Therefore, in order to solve the above problems, the present invention, when manufacturing a spacer serving as a support between the pixel, the pixel is resistant to mechanical strain due to the pressure difference, there is no outgasing in ultra-high vacuum conditions, 400 to 500 degrees It is an object of the present invention to manufacture a spacer with a predetermined width and length using polyimide, which is a material which should not undergo plastic deformation even at the temperature of.

In order to achieve the above object, the present invention comprises the steps of: depositing a transparent electrode on an upper substrate, depositing a low voltage phosphor on the upper substrate, forming an emitter of a silicon tip on the lower substrate, and depositing an insulating film between the tips. Thereafter, forming a gate electrode on the insulating film, placing a mask having a predetermined spacer gap on the molding material for spacer manufacturing, and then forming a hole using lithography, and manufacturing the spacer. Filling the inside of the hole formed in the molding material with an insulator to form a spacer, and polishing the spacer so that the spacer has the same plane as the surface of the molding material, and then screen-printing the frit glass to be coated only on the spacer. And arranging the lower substrate by using a microscope and then firing the residue mole. Immersing the ding material in a developer which can be selectively developed to completely remove the screen material; and screen-printing the frit glass on the upper substrate, and then attaching and firing the spacer material to which the molding material has been removed. It is characterized by a spacer forming method.

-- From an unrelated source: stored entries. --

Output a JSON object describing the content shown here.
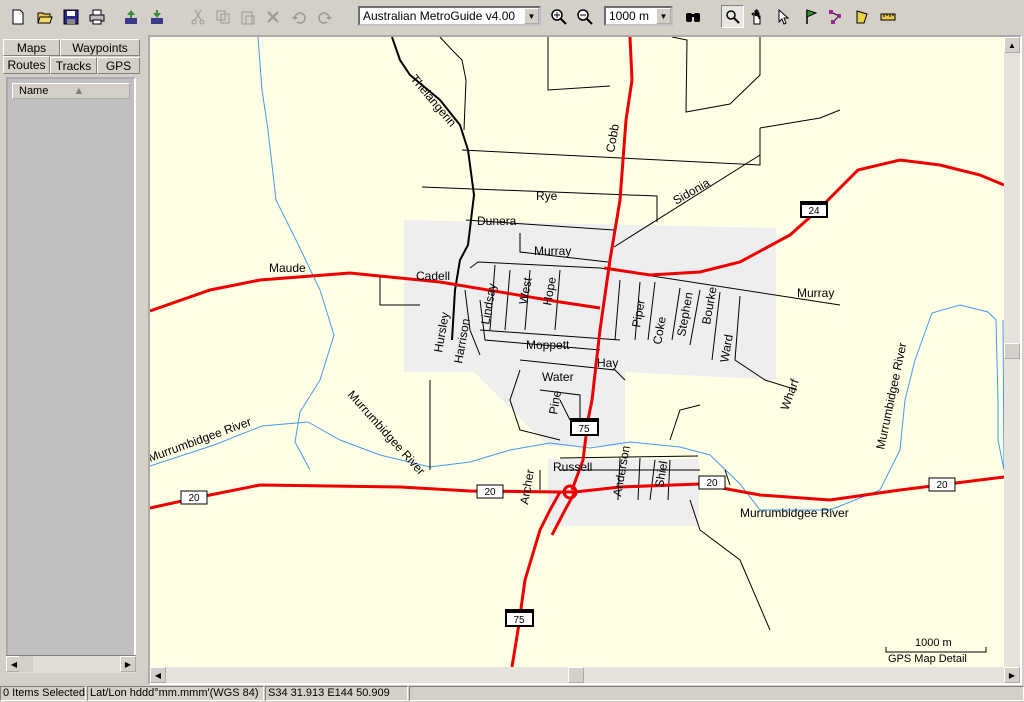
{
  "toolbar": {
    "map_product": "Australian MetroGuide v4.00",
    "zoom_level": "1000 m",
    "buttons": [
      "new-icon",
      "open-icon",
      "save-icon",
      "print-icon",
      "send-to-device-icon",
      "receive-from-device-icon",
      "cut-icon",
      "copy-icon",
      "paste-icon",
      "delete-icon",
      "undo-icon",
      "redo-icon",
      "zoom-in-icon",
      "zoom-out-icon",
      "find-icon",
      "zoom-tool-icon",
      "pan-tool-icon",
      "select-tool-icon",
      "waypoint-tool-icon",
      "route-tool-icon",
      "area-tool-icon",
      "measure-tool-icon"
    ]
  },
  "sidebar": {
    "tabs_row1": [
      "Maps",
      "Waypoints"
    ],
    "tabs_row2": [
      "Routes",
      "Tracks",
      "GPS"
    ],
    "active_tab": "Routes",
    "column_header": "Name"
  },
  "map": {
    "roads": [
      "Thelangerin",
      "Cobb",
      "Rye",
      "Sidonia",
      "Dunera",
      "Murray",
      "Cadell",
      "Maude",
      "Murray",
      "Lindsay",
      "West",
      "Hope",
      "Piper",
      "Coke",
      "Stephen",
      "Bourke",
      "Hursley",
      "Harrison",
      "Moppett",
      "Hay",
      "Water",
      "Pine",
      "Ward",
      "Wharf",
      "Russell",
      "Archer",
      "Anderson",
      "Shiel"
    ],
    "rivers": [
      "Murrumbidgee River",
      "Murrumbidgee River",
      "Murrumbidgee River",
      "Murrumbidgee River"
    ],
    "shields": [
      "24",
      "75",
      "75",
      "20",
      "20",
      "20",
      "20"
    ],
    "scale_label": "1000 m",
    "detail_label": "GPS Map Detail"
  },
  "status": {
    "selection": "0 Items Selected",
    "coord_format": "Lat/Lon hddd°mm.mmm'(WGS 84)",
    "cursor_position": "S34 31.913 E144 50.909"
  },
  "colors": {
    "map_background": "#ffffe6",
    "urban_area": "#eeeeee",
    "highway": "#ee0000",
    "water": "#4499ee",
    "chrome": "#d4d0c8"
  }
}
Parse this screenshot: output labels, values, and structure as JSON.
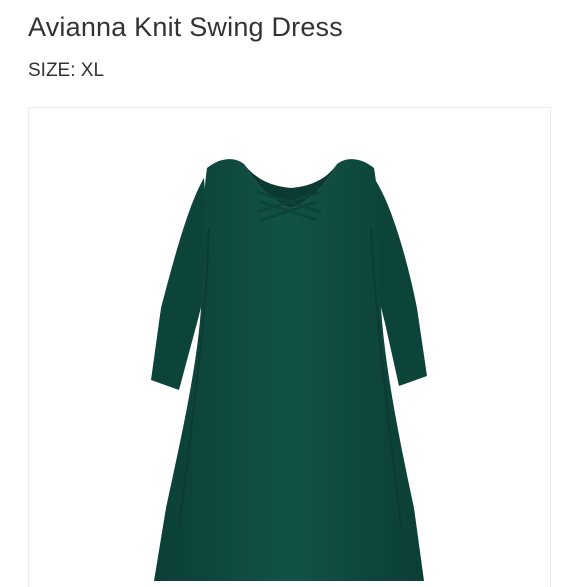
{
  "product": {
    "title": "Avianna Knit Swing Dress",
    "size_label": "SIZE:",
    "size_value": "XL",
    "image_subject": "dress-photo"
  },
  "colors": {
    "dress": "#0f4a3f",
    "dress_shadow": "#0a3a31",
    "text": "#333333",
    "card_border": "#ececec"
  }
}
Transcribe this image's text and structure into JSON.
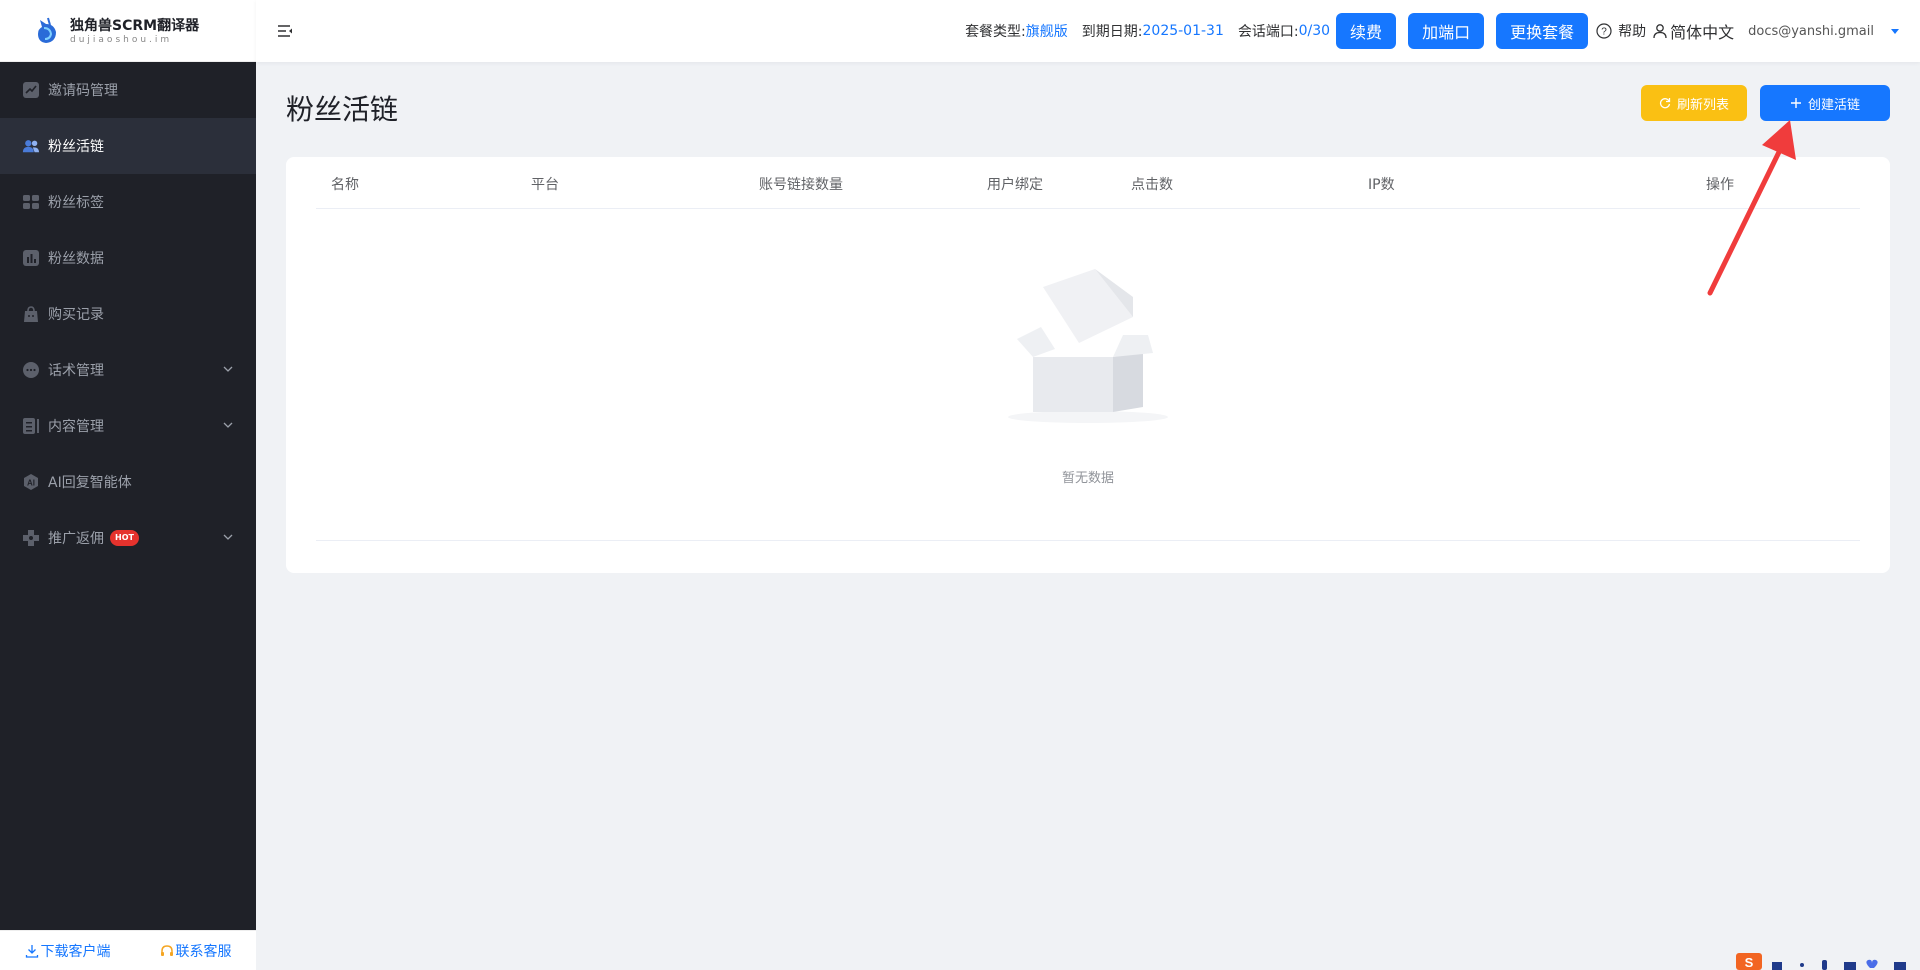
{
  "app": {
    "title": "独角兽SCRM翻译器",
    "subtitle": "dujiaoshou.im"
  },
  "sidebar": {
    "items": [
      {
        "label": "邀请码管理",
        "icon": "trend-chart-icon"
      },
      {
        "label": "粉丝活链",
        "icon": "users-icon"
      },
      {
        "label": "粉丝标签",
        "icon": "tag-icon"
      },
      {
        "label": "粉丝数据",
        "icon": "bar-chart-icon"
      },
      {
        "label": "购买记录",
        "icon": "shopping-bag-icon"
      },
      {
        "label": "话术管理",
        "icon": "chat-bubble-icon"
      },
      {
        "label": "内容管理",
        "icon": "document-icon"
      },
      {
        "label": "AI回复智能体",
        "icon": "ai-icon"
      },
      {
        "label": "推广返佣",
        "icon": "puzzle-icon",
        "badge": "HOT"
      }
    ],
    "footer": {
      "download": "下载客户端",
      "contact": "联系客服"
    }
  },
  "header": {
    "plan_label": "套餐类型:",
    "plan_value": "旗舰版",
    "expiry_label": "到期日期:",
    "expiry_value": "2025-01-31",
    "ports_label": "会话端口:",
    "ports_value": "0/30",
    "renew_button": "续费",
    "add_port_button": "加端口",
    "change_plan_button": "更换套餐",
    "help": "帮助",
    "language": "简体中文",
    "user_email": "docs@yanshi.gmail"
  },
  "main": {
    "page_title": "粉丝活链",
    "refresh_button": "刷新列表",
    "create_button": "创建活链",
    "table": {
      "columns": [
        "名称",
        "平台",
        "账号链接数量",
        "用户绑定",
        "点击数",
        "IP数",
        "操作"
      ]
    },
    "empty_text": "暂无数据"
  },
  "colors": {
    "accent": "#1677ff",
    "warning": "#fac013",
    "sidebar_bg": "#1f2128",
    "annotation_arrow": "#f03c3c"
  }
}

Hereinafter, the present invention will be described in detail with the accompanying drawings.

1 is a front view of a field emission display for showing the upper substrate and the lower substrate, and the sealing portion of the diaphragm and the edge.

According to the present invention, a transparent electrode 3 is deposited on the glass of the upper substrate 1 to form a desired pattern, and the low voltage phosphor 4 is deposited again thereon. The lower substrate 2 is made of a silicon tip emitter 5 using a silicon wafer etching process, a photo process, and a deposition process, and then deposits an insulating film 6 between the tips, and then, Deposition of the gate electrode 7 completes the desired triode substrate. At this time, if a small voltage difference is applied from the tip 5 having a low work function, electrons are popped out. In order to excite the phosphor 4 without any scattering or collision, the upper substrate 1 and the lower substrate are emitted. (2) The vacuum is to be high. At this time, if the pressure difference between the internal and atmospheric pressure is large, the substrate may not be tolerated and may be destroyed. To withstand this pressure difference, at least one spacer 8 per inch must be supported. However, the spacer 8 must be able to withstand the mechanical strain sufficiently and there should be no gas at all even if the material itself is ultra-high vacuum.

FIG. 2 is a plan view of a polyimide in which a hole is made of X-ray lithography when fabricating a spacer according to the present invention. As described above, the hole 12 is formed by using a mask 10 having a predetermined interval on the polyimide 11. The state which formed is shown.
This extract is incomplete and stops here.